A “life travel” feature in issue five comprised breathtaking photographs of mountain ranges in Japan, marking the beginning of sporadic “supplements” in further issues. These features have extended to colouring and activity pages for kids, simple food features and fiction. A comic series illustrated by Andy Rementer and Margherita Urbani (New York) has become an ongoing inclusion. Humorously depicting the misfortune of an unlucky-in-love mouse, titles have included “She’s Taking Everything” and “A Fresh Start” – a highlight of the publication for many.

By issue ten, 36,000 copies of Apartamento went to press, distributed in forty-five countries. The magazine is currently in its thirteenth issue, and Sosa asserts, “We want people to collect it,” maintaining the importance of producing a physical “thing.” Thoughtful consideration of the magazine’s decorative spine, the weight of the paper and the subtly hatched texture of the cover indicate this magazine is a collector’s item indeed. Apartamento itself, therefore, is intended to have a presence in the home of each reader, contributing to the real life of their own personal spaces.

Speculating on the future of Apartamento, Sosa admits, “I guess it’s hard for me to tell since I hope Apartamento will still be the reflection of our curiosities and obsessions and these will surely change a lot within the years.” Keeping readers on their toes, one can only anticipate what is to come in subsequent issues.
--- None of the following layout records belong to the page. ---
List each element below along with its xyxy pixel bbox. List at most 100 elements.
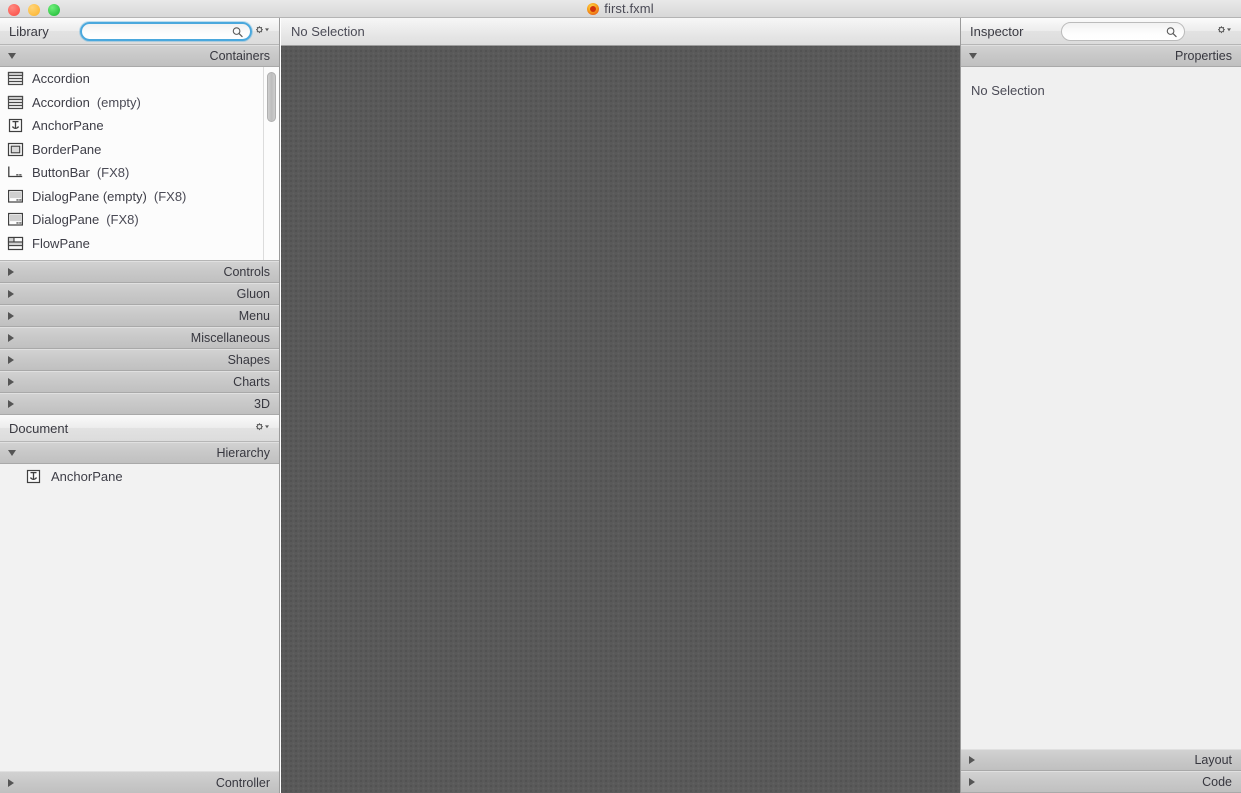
library-item-label: Accordion — [32, 95, 90, 110]
library-item-label: FlowPane — [32, 236, 90, 251]
library-section-gluon-label: Gluon — [237, 287, 270, 301]
hierarchy-item-label: AnchorPane — [51, 469, 123, 484]
gear-icon — [252, 22, 272, 38]
chevron-down-icon — [8, 450, 16, 456]
library-item-label: AnchorPane — [32, 118, 104, 133]
window-titlebar: first.fxml — [0, 0, 1241, 18]
document-section-controller-label: Controller — [216, 776, 270, 790]
accordion-icon — [7, 71, 24, 86]
accordion-icon — [7, 95, 24, 110]
library-panel-header: Library — [0, 18, 279, 45]
library-section-3d[interactable]: 3D — [0, 393, 279, 415]
library-section-containers[interactable]: Containers — [0, 45, 279, 67]
library-item-label: DialogPane (empty) — [32, 189, 147, 204]
library-item-suffix: (FX8) — [106, 212, 139, 227]
breadcrumb-label: No Selection — [291, 24, 365, 39]
content-panel: No Selection — [281, 18, 960, 793]
design-canvas[interactable] — [281, 46, 960, 793]
anchorpane-icon — [25, 469, 42, 484]
buttonbar-icon — [7, 165, 24, 180]
inspector-section-code-label: Code — [1202, 775, 1232, 789]
chevron-right-icon — [8, 356, 14, 364]
gear-icon — [1214, 22, 1234, 38]
library-item[interactable]: DialogPane (empty) (FX8) — [0, 185, 279, 209]
chevron-down-icon — [969, 53, 977, 59]
chevron-right-icon — [8, 779, 14, 787]
library-item[interactable]: AnchorPane — [0, 114, 279, 138]
window-title-text: first.fxml — [604, 1, 653, 16]
library-section-menu[interactable]: Menu — [0, 305, 279, 327]
library-search-box[interactable] — [80, 22, 252, 41]
borderpane-icon — [7, 142, 24, 157]
library-item-suffix: (FX8) — [97, 165, 130, 180]
library-title: Library — [9, 24, 49, 39]
chevron-right-icon — [8, 290, 14, 298]
chevron-right-icon — [8, 400, 14, 408]
library-section-miscellaneous-label: Miscellaneous — [191, 331, 270, 345]
document-icon — [587, 3, 599, 15]
inspector-properties-body: No Selection — [961, 67, 1241, 743]
inspector-search-input[interactable] — [1062, 24, 1184, 39]
library-item[interactable]: ButtonBar (FX8) — [0, 161, 279, 185]
document-section-controller[interactable]: Controller — [0, 771, 279, 793]
library-section-miscellaneous[interactable]: Miscellaneous — [0, 327, 279, 349]
document-section-hierarchy[interactable]: Hierarchy — [0, 442, 279, 464]
inspector-section-code[interactable]: Code — [961, 771, 1241, 793]
library-item[interactable]: FlowPane — [0, 232, 279, 256]
library-item[interactable]: Accordion (empty) — [0, 91, 279, 115]
flowpane-icon — [7, 236, 24, 251]
library-item-label: Accordion — [32, 71, 90, 86]
library-section-3d-label: 3D — [254, 397, 270, 411]
anchorpane-icon — [7, 118, 24, 133]
library-item-list[interactable]: Accordion Accordion (empty) AnchorPane — [0, 67, 279, 261]
library-item-label: ButtonBar — [32, 165, 90, 180]
left-panel: Library Containers — [0, 18, 280, 793]
document-options-button[interactable] — [252, 419, 272, 437]
inspector-empty-text: No Selection — [971, 83, 1045, 98]
document-title: Document — [9, 421, 68, 436]
library-scrollbar-thumb[interactable] — [267, 72, 276, 122]
document-section-hierarchy-label: Hierarchy — [217, 446, 271, 460]
library-section-shapes-label: Shapes — [228, 353, 270, 367]
chevron-right-icon — [8, 378, 14, 386]
library-scrollbar[interactable] — [263, 67, 278, 260]
chevron-right-icon — [969, 778, 975, 786]
inspector-panel-header: Inspector — [961, 18, 1241, 45]
inspector-section-properties-label: Properties — [1175, 49, 1232, 63]
library-section-charts-label: Charts — [233, 375, 270, 389]
library-section-charts[interactable]: Charts — [0, 371, 279, 393]
hierarchy-tree[interactable]: AnchorPane — [0, 464, 279, 764]
inspector-bottom-sections: Layout Code — [961, 749, 1241, 793]
dialogpane-icon — [7, 189, 24, 204]
library-item-label: DialogPane — [32, 212, 99, 227]
library-section-controls-label: Controls — [223, 265, 270, 279]
chevron-right-icon — [969, 756, 975, 764]
chevron-right-icon — [8, 312, 14, 320]
inspector-section-layout-label: Layout — [1194, 753, 1232, 767]
document-panel-header: Document — [0, 415, 279, 442]
inspector-section-properties[interactable]: Properties — [961, 45, 1241, 67]
library-section-menu-label: Menu — [239, 309, 270, 323]
library-section-gluon[interactable]: Gluon — [0, 283, 279, 305]
inspector-search-box[interactable] — [1061, 22, 1185, 41]
inspector-options-button[interactable] — [1214, 22, 1234, 40]
library-search-input[interactable] — [82, 24, 250, 39]
inspector-section-layout[interactable]: Layout — [961, 749, 1241, 771]
library-item-label: BorderPane — [32, 142, 101, 157]
library-item[interactable]: Accordion — [0, 67, 279, 91]
library-item-suffix: (empty) — [97, 95, 141, 110]
selection-breadcrumb-bar[interactable]: No Selection — [281, 18, 960, 46]
library-options-button[interactable] — [252, 22, 272, 40]
inspector-panel: Inspector Properties No Selection — [960, 18, 1241, 793]
library-section-controls[interactable]: Controls — [0, 261, 279, 283]
library-item[interactable]: BorderPane — [0, 138, 279, 162]
hierarchy-item-anchorpane[interactable]: AnchorPane — [0, 464, 279, 488]
library-section-shapes[interactable]: Shapes — [0, 349, 279, 371]
library-item[interactable]: DialogPane (FX8) — [0, 208, 279, 232]
inspector-title: Inspector — [970, 24, 1023, 39]
chevron-down-icon — [8, 53, 16, 59]
chevron-right-icon — [8, 268, 14, 276]
window-title: first.fxml — [0, 0, 1241, 18]
chevron-right-icon — [8, 334, 14, 342]
dialogpane-icon — [7, 212, 24, 227]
Encapsulating his ethos for Apartamento and addressing the notions of the Situation event more broadly, Sosa candidly concluded:

For too many people, being happy at home is pretty much an abstract idea, something they can’t know or imagine, until it appears on some tastemaker’s must-have list, or in a magazine, or reposted on Tumblr. A ‘home sweet home’ is not curated or produced by acquiring a perfect arrangement of chairs, lamps and friends. A real living space is made from living, not decorating. A bored materialist can’t understand that a house has to become a home. It happens not through perfection but by participation.